I swear, it’s a true fucking wonder that I haven’t killed myself yet.
This past week (month? Year?) of therapy has just been impossible. I’m trying so hard to make sense out of what feels so complicated and confusing and hurtful, yet I seem to make no progress.
I tried yet again today to talk to my therapist about my belief that she can be cruel and sadistic in her withholding of reassurance and compassion. She seemed genuinely surprised, and then frustrated.
She reiterated that sometimes she can’t be the thing that reassures me. She said she “can’t re-parent me” and that I need to provide that for myself.
I asked her what, exactly, the reference point on that is supposed to be. If I need re-parenting because my parents failed so spectacularly, how exactly am I supposed to know how to parent myself?
She said I need to use my imagination.
I then asked where in my life I would have ever got any messaging that would even allow my imagination to come up with things like self-love or self-compassion? She said I’d need to create that; I’d need to find a way to see that I’m valid and worthy.
I told her I felt unwanted and as though I don’t belong anywhere. She said that seems painful and told me I need to believe that I am wanted and I belong.
She kept telling me I was speaking in the abstract, which made it hard for her to address my specific concerns. She wanted me to go back and find an example of a time when she was withholding. I told her it was cruel to ask me to revisit a time when I was vulnerable and did not receive reassurance from her just so she could NOT reassure me yet again.
So I said I didn’t want to go there and she responded that there was nothing for us to do then.
So instead, I talked about disorganized attachment; how the intense pull towards her matches the intense need to push her away. It’s confusing and terrifying. She validated that experience and said we may just need to exist in that very uncomfortable and difficult space for a while, until we can move through it enough to lessen the intensity.
She asked me outright what she could do to eliminate my suffering, which felt more like a challenge then a genuine inquiry. I explained that I didn’t think anything she did could eliminate my suffering, but I do think there are ways she could help to ease it.
But the problem is that she seems very invested in the idea that I need to experience my suffering in order to heal.
Very Jungian. And very true.
But I don’t see why both things can’t exist together? I think I can experience suffering alongside the experience of getting reassurance and comfort from her. A sort of emotional scaffolding, if you will.
At the end of session, I asked if she was around this weekend to talk. I explicitly told her I wanted to be able to talk to her this weekend. She said she’s around, but may not be able to return my call as quickly as usual (which is fine).

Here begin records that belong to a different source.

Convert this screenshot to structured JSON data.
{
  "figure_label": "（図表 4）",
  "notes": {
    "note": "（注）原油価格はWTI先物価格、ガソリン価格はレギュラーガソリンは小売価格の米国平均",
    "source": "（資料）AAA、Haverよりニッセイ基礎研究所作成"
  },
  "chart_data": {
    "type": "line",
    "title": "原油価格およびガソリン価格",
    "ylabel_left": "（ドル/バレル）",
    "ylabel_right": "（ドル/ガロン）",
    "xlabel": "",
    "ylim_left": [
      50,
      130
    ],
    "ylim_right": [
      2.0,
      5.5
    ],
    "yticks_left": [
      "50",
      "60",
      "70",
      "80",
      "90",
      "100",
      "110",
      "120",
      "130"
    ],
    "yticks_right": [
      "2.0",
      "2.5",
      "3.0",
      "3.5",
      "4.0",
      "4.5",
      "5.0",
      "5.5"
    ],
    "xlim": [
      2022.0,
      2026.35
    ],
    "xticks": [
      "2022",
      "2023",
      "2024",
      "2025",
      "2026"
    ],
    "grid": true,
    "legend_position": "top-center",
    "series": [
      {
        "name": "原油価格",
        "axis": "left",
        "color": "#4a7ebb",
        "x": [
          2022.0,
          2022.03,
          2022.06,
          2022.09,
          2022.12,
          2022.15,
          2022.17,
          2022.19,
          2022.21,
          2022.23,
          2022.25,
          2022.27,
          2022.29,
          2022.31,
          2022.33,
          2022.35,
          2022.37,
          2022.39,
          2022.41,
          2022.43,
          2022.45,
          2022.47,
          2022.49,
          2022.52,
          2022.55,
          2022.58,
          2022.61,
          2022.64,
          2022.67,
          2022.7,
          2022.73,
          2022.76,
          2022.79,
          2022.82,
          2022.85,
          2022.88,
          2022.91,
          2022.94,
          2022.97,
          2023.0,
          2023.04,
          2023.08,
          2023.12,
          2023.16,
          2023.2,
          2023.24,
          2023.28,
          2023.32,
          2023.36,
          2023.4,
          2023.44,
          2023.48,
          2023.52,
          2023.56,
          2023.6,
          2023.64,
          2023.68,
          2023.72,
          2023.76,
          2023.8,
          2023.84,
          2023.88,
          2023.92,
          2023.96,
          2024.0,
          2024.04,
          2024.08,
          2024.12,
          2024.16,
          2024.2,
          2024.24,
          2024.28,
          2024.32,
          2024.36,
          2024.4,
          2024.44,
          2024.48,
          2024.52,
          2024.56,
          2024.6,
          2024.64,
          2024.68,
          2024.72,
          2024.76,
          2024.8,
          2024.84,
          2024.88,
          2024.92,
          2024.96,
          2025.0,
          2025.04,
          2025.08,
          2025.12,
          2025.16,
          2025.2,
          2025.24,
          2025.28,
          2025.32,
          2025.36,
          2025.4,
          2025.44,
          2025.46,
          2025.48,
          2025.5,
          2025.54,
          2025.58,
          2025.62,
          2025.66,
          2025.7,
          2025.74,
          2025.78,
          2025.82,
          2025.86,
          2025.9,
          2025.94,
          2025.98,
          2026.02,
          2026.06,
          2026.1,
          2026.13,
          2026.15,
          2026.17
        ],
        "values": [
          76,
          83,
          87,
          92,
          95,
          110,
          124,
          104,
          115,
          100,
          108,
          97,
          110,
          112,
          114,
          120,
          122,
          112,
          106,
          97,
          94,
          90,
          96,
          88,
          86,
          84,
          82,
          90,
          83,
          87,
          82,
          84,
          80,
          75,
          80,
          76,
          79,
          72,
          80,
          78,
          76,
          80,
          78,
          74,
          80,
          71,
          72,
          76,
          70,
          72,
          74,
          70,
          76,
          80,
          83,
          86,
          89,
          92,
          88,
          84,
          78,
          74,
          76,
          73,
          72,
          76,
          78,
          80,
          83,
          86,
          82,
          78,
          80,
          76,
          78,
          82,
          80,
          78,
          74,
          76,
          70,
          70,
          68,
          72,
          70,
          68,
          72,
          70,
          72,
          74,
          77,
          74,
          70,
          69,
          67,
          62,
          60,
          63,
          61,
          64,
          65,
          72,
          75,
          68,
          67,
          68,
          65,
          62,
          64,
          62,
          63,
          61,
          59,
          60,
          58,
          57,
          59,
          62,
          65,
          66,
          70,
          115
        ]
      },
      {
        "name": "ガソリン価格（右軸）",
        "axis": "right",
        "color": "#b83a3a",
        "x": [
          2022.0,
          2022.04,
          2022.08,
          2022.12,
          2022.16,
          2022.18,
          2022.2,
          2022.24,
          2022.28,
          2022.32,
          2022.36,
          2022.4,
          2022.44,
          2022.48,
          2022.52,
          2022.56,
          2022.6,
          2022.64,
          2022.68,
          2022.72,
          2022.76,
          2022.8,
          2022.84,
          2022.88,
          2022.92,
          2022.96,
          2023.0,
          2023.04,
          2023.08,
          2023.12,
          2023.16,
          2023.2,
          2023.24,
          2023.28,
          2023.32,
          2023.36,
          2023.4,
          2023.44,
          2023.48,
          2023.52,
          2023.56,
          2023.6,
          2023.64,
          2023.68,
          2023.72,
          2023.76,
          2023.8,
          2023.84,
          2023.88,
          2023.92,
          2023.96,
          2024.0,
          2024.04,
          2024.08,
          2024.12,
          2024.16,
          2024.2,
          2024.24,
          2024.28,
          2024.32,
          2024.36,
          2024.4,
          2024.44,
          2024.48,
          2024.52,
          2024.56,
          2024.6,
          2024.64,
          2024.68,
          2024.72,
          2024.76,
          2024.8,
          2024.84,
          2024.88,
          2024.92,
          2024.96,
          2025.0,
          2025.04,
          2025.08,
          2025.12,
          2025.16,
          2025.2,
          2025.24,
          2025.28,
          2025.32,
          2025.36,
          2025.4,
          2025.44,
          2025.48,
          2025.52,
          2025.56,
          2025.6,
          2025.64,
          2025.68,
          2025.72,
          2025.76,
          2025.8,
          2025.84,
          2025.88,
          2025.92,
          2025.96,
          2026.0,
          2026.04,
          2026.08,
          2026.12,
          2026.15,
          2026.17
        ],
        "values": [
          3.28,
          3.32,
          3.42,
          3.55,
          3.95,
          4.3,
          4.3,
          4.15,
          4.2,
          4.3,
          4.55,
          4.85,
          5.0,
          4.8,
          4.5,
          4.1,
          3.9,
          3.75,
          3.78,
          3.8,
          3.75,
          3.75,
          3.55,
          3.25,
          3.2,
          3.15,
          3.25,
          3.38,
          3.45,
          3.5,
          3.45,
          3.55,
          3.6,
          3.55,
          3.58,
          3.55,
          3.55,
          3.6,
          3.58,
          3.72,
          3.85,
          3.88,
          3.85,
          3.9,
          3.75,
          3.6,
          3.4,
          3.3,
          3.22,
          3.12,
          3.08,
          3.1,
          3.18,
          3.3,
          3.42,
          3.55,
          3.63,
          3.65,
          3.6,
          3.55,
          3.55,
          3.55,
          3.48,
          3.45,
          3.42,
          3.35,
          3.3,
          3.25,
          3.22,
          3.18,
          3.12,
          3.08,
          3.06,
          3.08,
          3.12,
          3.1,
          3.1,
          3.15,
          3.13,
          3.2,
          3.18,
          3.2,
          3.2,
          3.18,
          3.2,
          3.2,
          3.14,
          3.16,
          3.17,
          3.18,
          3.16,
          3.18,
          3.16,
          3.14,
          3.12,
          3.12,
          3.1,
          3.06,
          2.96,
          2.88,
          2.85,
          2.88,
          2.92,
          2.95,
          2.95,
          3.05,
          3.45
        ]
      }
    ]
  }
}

Then I spoke of how awful it feels to essentially hate her/feel rejected by her at the exact same time I am feeling like I desperately need to be able to talk to her.
So there’s less than a minute left in session and for whatever reason, she responds to that by saying,
“And I wonder what’s with the feeling that you need to talk to me?”
I am fairly certain she asked that to be curious about my experience around this, but holy shit did that ever feel like a rejection!
I felt like she was telling me to not call her, or to not need to talk to her. The implication that I need to be curious about my desire to talk to her over the weekend (as if I’m not always curious about every little thing I think and feel, especially around her) really seemed like it was motivated by some negative reaction she was having to me. And the fact that she posed this question when we had zero time to discuss it’s impact felt really unfair.
As I stood up to put on my coat I just started sobbing. I felt so alone and worthless and confused and angry and helpless.
I struggle to describe how utterly horrible it feels to be in the presence of my therapist lately. I just feel myself spinning out of control and I feel so desperate to regain any sense of power.
I don’t even know what to do anymore.